Brent begins by reminding everyone that Palm Sunday is the beginning of Holy Week, when throngs of people went from fanatically shouting “Hosanna to the Son of David, Blessed is he who comes in the name of the Lord” to “Crucify him, crucify him.”
James Calavera, a newcomer, says Since being betrayed or forsaken is such a common human experience, I’d like to read a poem written by a relative–
Eli, Eli, Lama Sabachthani: My God, My God, Why Have You Forsaken Me?
–Mark 15:34
This is the dead zone,
the Bermuda Triangle of the soul,
where stately ships or dancing dinghies of thought
descend to the depths, never to rise again.
The quandaries are surds squared, heavy enough to sink any mind.
I can understand how evil could take my stuff,
my car be stolen, or my house burn down,
and maybe I could fathom my mate departing,
but could my soul forsake my spirit, could I forsake myself?
Maybe if He had said “Oh God, Oh God,” it would have made more sense.
How can one plumb this depth of forsakenness?
How can God forsake—God?
Yet that cosmic abandonment has a mysterious comfort,
a magnet pulling out pain of all who’ve been forsaken,
as they look at that strange and awesome place where
fallen man spears Love, and kills it, for a while.
So you, Mary and John and all the faithful at the Cross,
who felt your God being pushed away, know you’re not alone.
So you, early apostles, beaten, imprisoned, abandoned by powers and peers,
even killed because of that primal curse, you’re in good company.
So you, modern martyrs in Auschwitz, Sudan or North Korea,
know that you’re part of a chain linking two millennia,
the first link embedded in that hideous hill, “The Place of the Skull.”

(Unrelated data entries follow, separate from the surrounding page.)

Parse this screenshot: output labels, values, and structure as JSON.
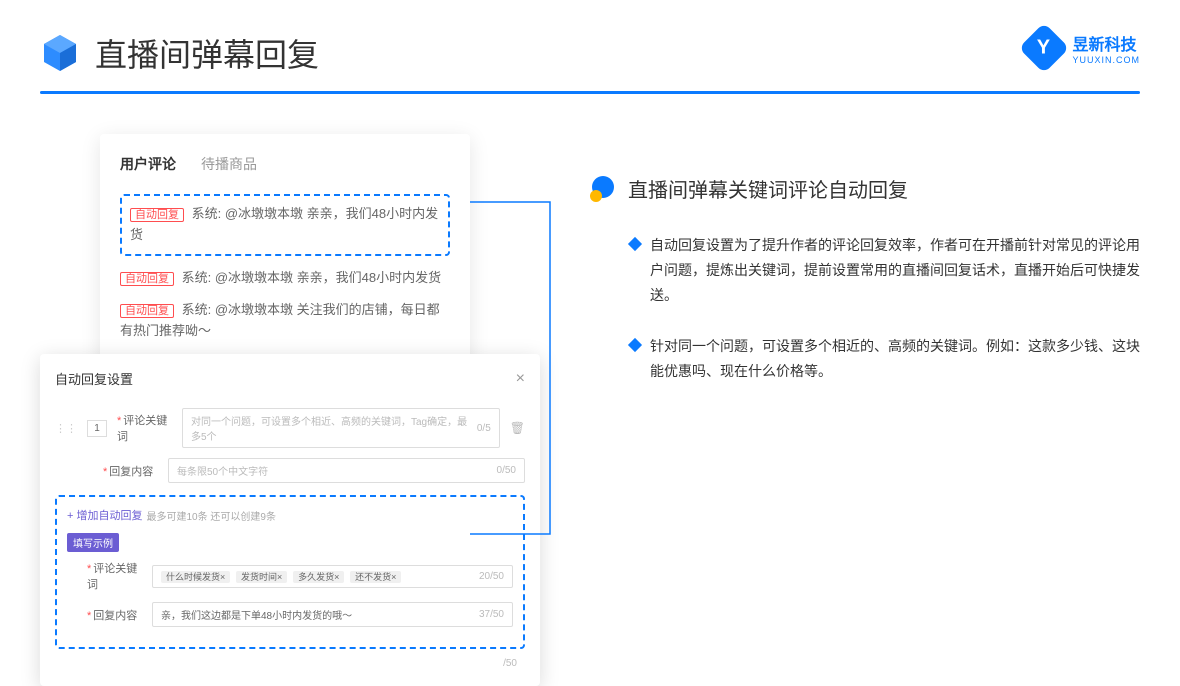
{
  "header": {
    "title": "直播间弹幕回复"
  },
  "brand": {
    "name": "昱新科技",
    "sub": "YUUXIN.COM"
  },
  "card1": {
    "tab1": "用户评论",
    "tab2": "待播商品",
    "c1_tag": "自动回复",
    "c1_text": "系统: @冰墩墩本墩 亲亲，我们48小时内发货",
    "c2_tag": "自动回复",
    "c2_text": "系统: @冰墩墩本墩 亲亲，我们48小时内发货",
    "c3_tag": "自动回复",
    "c3_text": "系统: @冰墩墩本墩 关注我们的店铺，每日都有热门推荐呦～"
  },
  "card2": {
    "title": "自动回复设置",
    "num": "1",
    "label1": "评论关键词",
    "placeholder1": "对同一个问题，可设置多个相近、高频的关键词，Tag确定，最多5个",
    "cnt1": "0/5",
    "label2": "回复内容",
    "placeholder2": "每条限50个中文字符",
    "cnt2": "0/50",
    "addlink": "+ 增加自动回复",
    "addhint": "最多可建10条 还可以创建9条",
    "example": "填写示例",
    "exlabel1": "评论关键词",
    "tag1": "什么时候发货×",
    "tag2": "发货时间×",
    "tag3": "多久发货×",
    "tag4": "还不发货×",
    "excnt1": "20/50",
    "exlabel2": "回复内容",
    "exval2": "亲，我们这边都是下单48小时内发货的哦～",
    "excnt2": "37/50",
    "cnt3": "/50"
  },
  "right": {
    "title": "直播间弹幕关键词评论自动回复",
    "b1": "自动回复设置为了提升作者的评论回复效率，作者可在开播前针对常见的评论用户问题，提炼出关键词，提前设置常用的直播间回复话术，直播开始后可快捷发送。",
    "b2": "针对同一个问题，可设置多个相近的、高频的关键词。例如：这款多少钱、这块能优惠吗、现在什么价格等。"
  }
}
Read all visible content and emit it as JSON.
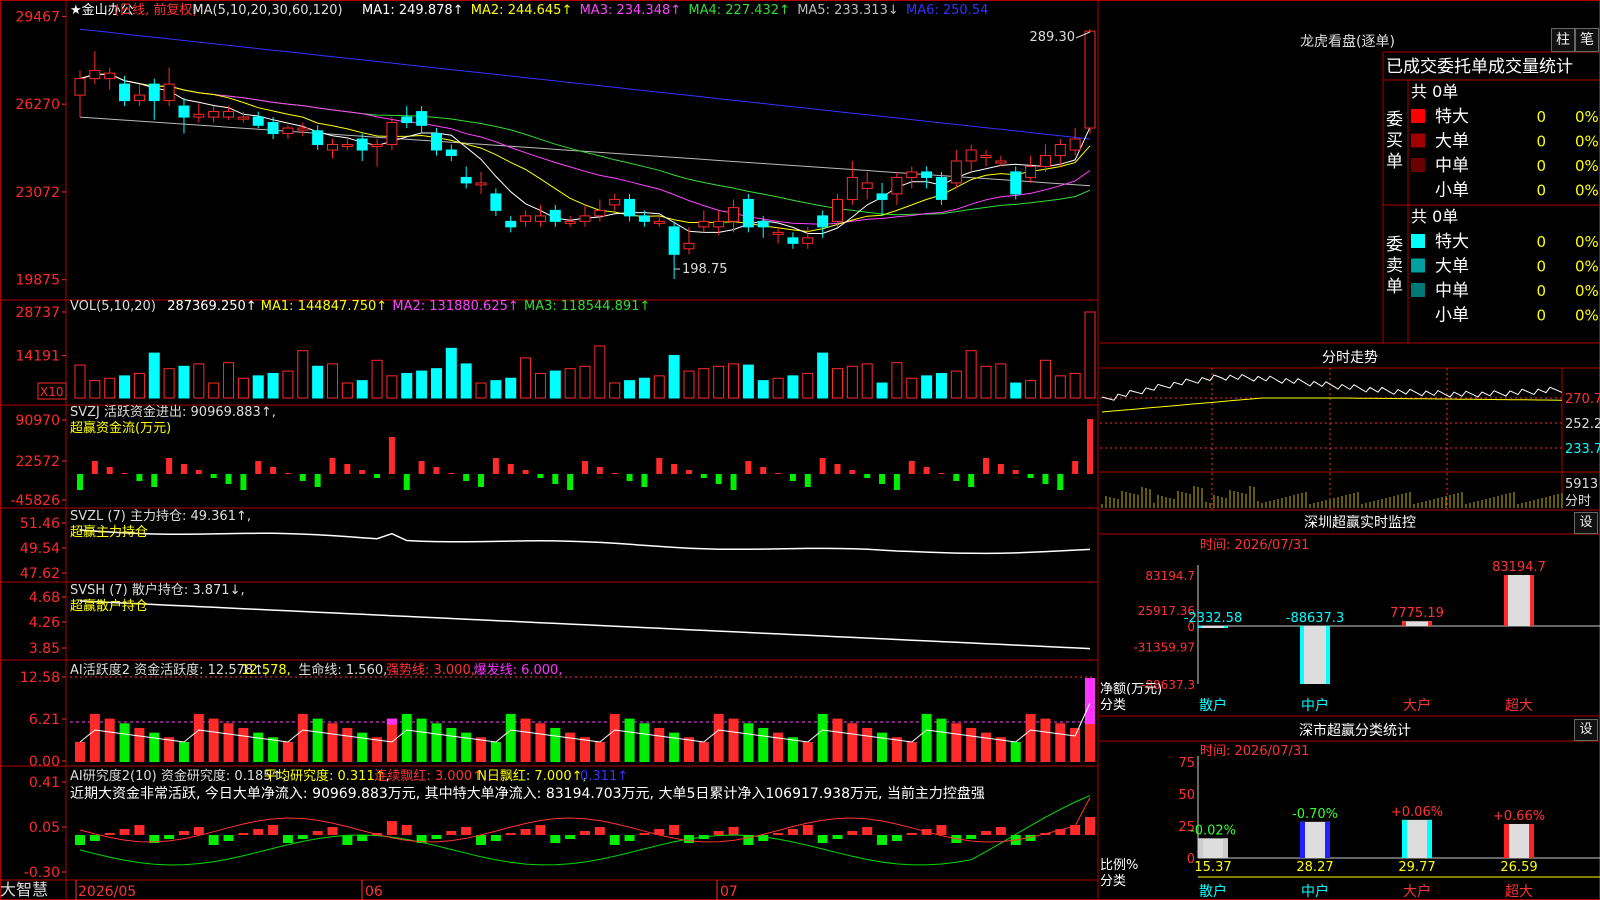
{
  "main": {
    "title": "★金山办公",
    "mode": "(日线, 前复权)",
    "ma_header": "MA(5,10,20,30,60,120)",
    "ma_values": [
      {
        "text": "MA1: 249.878↑",
        "color": "#ffffff"
      },
      {
        "text": "MA2: 244.645↑",
        "color": "#ffff00"
      },
      {
        "text": "MA3: 234.348↑",
        "color": "#ff44ff"
      },
      {
        "text": "MA4: 227.432↑",
        "color": "#33dd33"
      },
      {
        "text": "MA5: 233.313↓",
        "color": "#bbbbbb"
      },
      {
        "text": "MA6: 250.54",
        "color": "#3333ff"
      }
    ],
    "y_ticks": [
      "29467",
      "26270",
      "23072",
      "19875"
    ],
    "high_label": "289.30",
    "low_label": "198.75"
  },
  "volume": {
    "header": "VOL(5,10,20)",
    "values": [
      {
        "text": "287369.250↑",
        "color": "#ffffff"
      },
      {
        "text": "MA1: 144847.750↑",
        "color": "#ffff00"
      },
      {
        "text": "MA2: 131880.625↑",
        "color": "#ff44ff"
      },
      {
        "text": "MA3: 118544.891↑",
        "color": "#33dd33"
      }
    ],
    "y_ticks": [
      "28737",
      "14191"
    ],
    "unit": "X10"
  },
  "svzj": {
    "title": "SVZJ  活跃资金进出: 90969.883↑,",
    "subtitle": "超赢资金流(万元)",
    "y_ticks": [
      "90970",
      "22572",
      "-45826"
    ]
  },
  "svzl": {
    "title": "SVZL (7) 主力持仓: 49.361↑,",
    "subtitle": "超赢主力持仓",
    "y_ticks": [
      "51.46",
      "49.54",
      "47.62"
    ]
  },
  "svsh": {
    "title": "SVSH (7) 散户持仓: 3.871↓,",
    "subtitle": "超赢散户持仓",
    "y_ticks": [
      "4.68",
      "4.26",
      "3.85"
    ]
  },
  "ai_active": {
    "title": "AI活跃度2 资金活跃度: 12.578↑,",
    "v2": "12.578,",
    "v3": "生命线: 1.560,",
    "v4": "强势线: 3.000,",
    "v5": "爆发线: 6.000,",
    "y_ticks": [
      "12.58",
      "6.21",
      "0.00"
    ]
  },
  "ai_research": {
    "title": "AI研究度2(10) 资金研究度: 0.185↑,",
    "v2": "平均研究度: 0.311↑,",
    "v3": "连续飘红: 3.000↑,",
    "v4": "N日飘红: 7.000↑,",
    "v5": "0.311↑",
    "note": "近期大资金非常活跃, 今日大单净流入: 90969.883万元, 其中特大单净流入: 83194.703万元, 大单5日累计净入106917.938万元, 当前主力控盘强",
    "y_ticks": [
      "0.41",
      "0.05",
      "-0.30"
    ]
  },
  "x_axis": {
    "labels": [
      "2026/05",
      "06",
      "07"
    ],
    "brand": "大智慧"
  },
  "right": {
    "lhb_title": "龙虎看盘(逐单)",
    "btn1": "柱",
    "btn2": "笔",
    "stat_header": "已成交委托单成交量统计",
    "buy_label": "委买单",
    "sell_label": "委卖单",
    "buy_total": "共 0单",
    "sell_total": "共 0单",
    "buy_rows": [
      {
        "label": "特大",
        "v": "0",
        "p": "0%",
        "color": "#ff0000"
      },
      {
        "label": "大单",
        "v": "0",
        "p": "0%",
        "color": "#a00000"
      },
      {
        "label": "中单",
        "v": "0",
        "p": "0%",
        "color": "#6a0000"
      },
      {
        "label": "小单",
        "v": "0",
        "p": "0%",
        "color": ""
      }
    ],
    "sell_rows": [
      {
        "label": "特大",
        "v": "0",
        "p": "0%",
        "color": "#00ffff"
      },
      {
        "label": "大单",
        "v": "0",
        "p": "0%",
        "color": "#00a0a0"
      },
      {
        "label": "中单",
        "v": "0",
        "p": "0%",
        "color": "#007878"
      },
      {
        "label": "小单",
        "v": "0",
        "p": "0%",
        "color": ""
      }
    ],
    "intraday": {
      "title": "分时走势",
      "ticks": [
        "270.7",
        "252.2",
        "233.7"
      ],
      "vol": "5913",
      "vol_unit": "分时"
    },
    "sz_monitor": {
      "title": "深圳超赢实时监控",
      "btn": "设",
      "time": "时间: 2026/07/31",
      "y_ticks": [
        "83194.7",
        "25917.36",
        "0",
        "-31359.97",
        "-88637.3"
      ],
      "bars": [
        {
          "cat": "散户",
          "v": -2332.58,
          "label": "-2332.58"
        },
        {
          "cat": "中户",
          "v": -88637.3,
          "label": "-88637.3"
        },
        {
          "cat": "大户",
          "v": 7775.19,
          "label": "7775.19"
        },
        {
          "cat": "超大",
          "v": 83194.7,
          "label": "83194.7"
        }
      ],
      "ylabel": "净额(万元)",
      "xlabel": "分类"
    },
    "sz_classify": {
      "title": "深市超赢分类统计",
      "btn": "设",
      "time": "时间: 2026/07/31",
      "y_ticks": [
        "75",
        "50",
        "25",
        "0"
      ],
      "bars": [
        {
          "cat": "散户",
          "v": 15.37,
          "label": "15.37",
          "chg": "-0.02%",
          "chg_color": "#33ff33",
          "color": "#cccccc"
        },
        {
          "cat": "中户",
          "v": 28.27,
          "label": "28.27",
          "chg": "-0.70%",
          "chg_color": "#33ff33",
          "color": "#2222ff"
        },
        {
          "cat": "大户",
          "v": 29.77,
          "label": "29.77",
          "chg": "+0.06%",
          "chg_color": "#ff3333",
          "color": "#00ffff"
        },
        {
          "cat": "超大",
          "v": 26.59,
          "label": "26.59",
          "chg": "+0.66%",
          "chg_color": "#ff3333",
          "color": "#ff2222"
        }
      ],
      "ylabel": "比例%",
      "xlabel": "分类"
    }
  },
  "chart_data": {
    "type": "candlestick",
    "x_labels": [
      "2026/05",
      "06",
      "07"
    ],
    "price_ylim": [
      198.75,
      294.67
    ],
    "candles": [
      {
        "o": 266,
        "c": 272,
        "h": 275,
        "l": 258
      },
      {
        "o": 272,
        "c": 275,
        "h": 282,
        "l": 270
      },
      {
        "o": 272,
        "c": 274,
        "h": 276,
        "l": 268
      },
      {
        "o": 270,
        "c": 264,
        "h": 273,
        "l": 262
      },
      {
        "o": 264,
        "c": 266,
        "h": 270,
        "l": 262
      },
      {
        "o": 270,
        "c": 264,
        "h": 272,
        "l": 257
      },
      {
        "o": 264,
        "c": 270,
        "h": 276,
        "l": 262
      },
      {
        "o": 262,
        "c": 258,
        "h": 265,
        "l": 252
      },
      {
        "o": 258,
        "c": 259,
        "h": 263,
        "l": 256
      },
      {
        "o": 258,
        "c": 260,
        "h": 262,
        "l": 256
      },
      {
        "o": 258,
        "c": 260,
        "h": 262,
        "l": 257
      },
      {
        "o": 258,
        "c": 258,
        "h": 260,
        "l": 256
      },
      {
        "o": 258,
        "c": 255,
        "h": 260,
        "l": 254
      },
      {
        "o": 256,
        "c": 252,
        "h": 258,
        "l": 250
      },
      {
        "o": 252,
        "c": 254,
        "h": 255,
        "l": 250
      },
      {
        "o": 254,
        "c": 254,
        "h": 256,
        "l": 251
      },
      {
        "o": 253,
        "c": 248,
        "h": 255,
        "l": 246
      },
      {
        "o": 246,
        "c": 248,
        "h": 250,
        "l": 243
      },
      {
        "o": 248,
        "c": 248,
        "h": 250,
        "l": 246
      },
      {
        "o": 250,
        "c": 246,
        "h": 252,
        "l": 242
      },
      {
        "o": 248,
        "c": 248,
        "h": 250,
        "l": 240
      },
      {
        "o": 248,
        "c": 256,
        "h": 258,
        "l": 246
      },
      {
        "o": 258,
        "c": 256,
        "h": 262,
        "l": 254
      },
      {
        "o": 260,
        "c": 255,
        "h": 262,
        "l": 252
      },
      {
        "o": 252,
        "c": 246,
        "h": 254,
        "l": 244
      },
      {
        "o": 246,
        "c": 244,
        "h": 248,
        "l": 242
      },
      {
        "o": 236,
        "c": 234,
        "h": 240,
        "l": 232
      },
      {
        "o": 234,
        "c": 234,
        "h": 238,
        "l": 230
      },
      {
        "o": 230,
        "c": 224,
        "h": 232,
        "l": 222
      },
      {
        "o": 220,
        "c": 218,
        "h": 222,
        "l": 216
      },
      {
        "o": 220,
        "c": 222,
        "h": 224,
        "l": 218
      },
      {
        "o": 220,
        "c": 222,
        "h": 226,
        "l": 218
      },
      {
        "o": 224,
        "c": 220,
        "h": 226,
        "l": 218
      },
      {
        "o": 220,
        "c": 220,
        "h": 222,
        "l": 218
      },
      {
        "o": 220,
        "c": 222,
        "h": 226,
        "l": 218
      },
      {
        "o": 222,
        "c": 224,
        "h": 228,
        "l": 220
      },
      {
        "o": 226,
        "c": 228,
        "h": 230,
        "l": 224
      },
      {
        "o": 228,
        "c": 222,
        "h": 230,
        "l": 220
      },
      {
        "o": 222,
        "c": 220,
        "h": 224,
        "l": 218
      },
      {
        "o": 220,
        "c": 220,
        "h": 222,
        "l": 218
      },
      {
        "o": 218,
        "c": 208,
        "h": 220,
        "l": 199
      },
      {
        "o": 210,
        "c": 212,
        "h": 218,
        "l": 208
      },
      {
        "o": 218,
        "c": 220,
        "h": 224,
        "l": 216
      },
      {
        "o": 218,
        "c": 220,
        "h": 224,
        "l": 215
      },
      {
        "o": 220,
        "c": 225,
        "h": 228,
        "l": 216
      },
      {
        "o": 228,
        "c": 218,
        "h": 230,
        "l": 216
      },
      {
        "o": 220,
        "c": 218,
        "h": 222,
        "l": 214
      },
      {
        "o": 216,
        "c": 216,
        "h": 218,
        "l": 212
      },
      {
        "o": 214,
        "c": 212,
        "h": 216,
        "l": 210
      },
      {
        "o": 212,
        "c": 214,
        "h": 218,
        "l": 210
      },
      {
        "o": 222,
        "c": 218,
        "h": 224,
        "l": 214
      },
      {
        "o": 220,
        "c": 228,
        "h": 230,
        "l": 218
      },
      {
        "o": 228,
        "c": 236,
        "h": 242,
        "l": 226
      },
      {
        "o": 232,
        "c": 234,
        "h": 238,
        "l": 228
      },
      {
        "o": 230,
        "c": 228,
        "h": 234,
        "l": 222
      },
      {
        "o": 230,
        "c": 236,
        "h": 238,
        "l": 226
      },
      {
        "o": 236,
        "c": 238,
        "h": 240,
        "l": 232
      },
      {
        "o": 238,
        "c": 236,
        "h": 240,
        "l": 232
      },
      {
        "o": 236,
        "c": 228,
        "h": 238,
        "l": 226
      },
      {
        "o": 234,
        "c": 242,
        "h": 246,
        "l": 232
      },
      {
        "o": 242,
        "c": 246,
        "h": 248,
        "l": 238
      },
      {
        "o": 244,
        "c": 244,
        "h": 246,
        "l": 240
      },
      {
        "o": 242,
        "c": 242,
        "h": 244,
        "l": 240
      },
      {
        "o": 238,
        "c": 230,
        "h": 240,
        "l": 228
      },
      {
        "o": 236,
        "c": 240,
        "h": 244,
        "l": 234
      },
      {
        "o": 240,
        "c": 244,
        "h": 248,
        "l": 238
      },
      {
        "o": 244,
        "c": 248,
        "h": 250,
        "l": 240
      },
      {
        "o": 246,
        "c": 250,
        "h": 254,
        "l": 244
      },
      {
        "o": 254,
        "c": 289.3,
        "h": 290,
        "l": 252
      }
    ]
  }
}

So you, elderly widow, existing all alone in your house,
know that the One who was most abandoned feels your pain.
So you, spouse who’s been crushed with the words,
“I no longer love you,” can realize what the Master felt.
And you, Christian brother, back-sliding into self-forsakenness,
and you, child whose father has left, or whose mother’s working overseas,
take the comfort, take the peace, of knowing that all forsakenness
has been felt by Him who had a special claim on “My Father, My God.”
So you can still sing, “Jesus loves me, this I know, For the Bible tells me so.”*
And all who’ve felt Friday’s lashes, nails, or sword, or watched the loved one depart,
who’ve plunged to the depths of sin or despair, may also feel Sunday’s rising from the deep,
feel God embracing God, and all the weeping, yet no longer pitiful,
friends of the forsaken one. –HPK *See Romans 5: 8
Brent says, thank you. Now here’s a poem by Christina Rosetti,
GOOD FRIDAY
Am I a stone and not a sheep, That I can stand, O Christ, beneath Thy cross,
To number drop by drop Thy blood’s slow loss , And yet not weep?
Not so those women loved , Who with exceeding grief lamented Thee;
Not so fallen Peter weeping bitterly; Not so the thief was moved;
Not so the Sun and Moon, Which hid their faces in the starless sky,
A horror of great darkness at broad noon — I, only I.
Yet give not o’er, But seek Thy sheep, true Shepherd of the flock
Greater than Moses, turn and look once more, And smite a rock.
After getting the group’s reactions to the poems, Brent invites Fr. Henry to conclude with a prayer-blessing on Holy Week.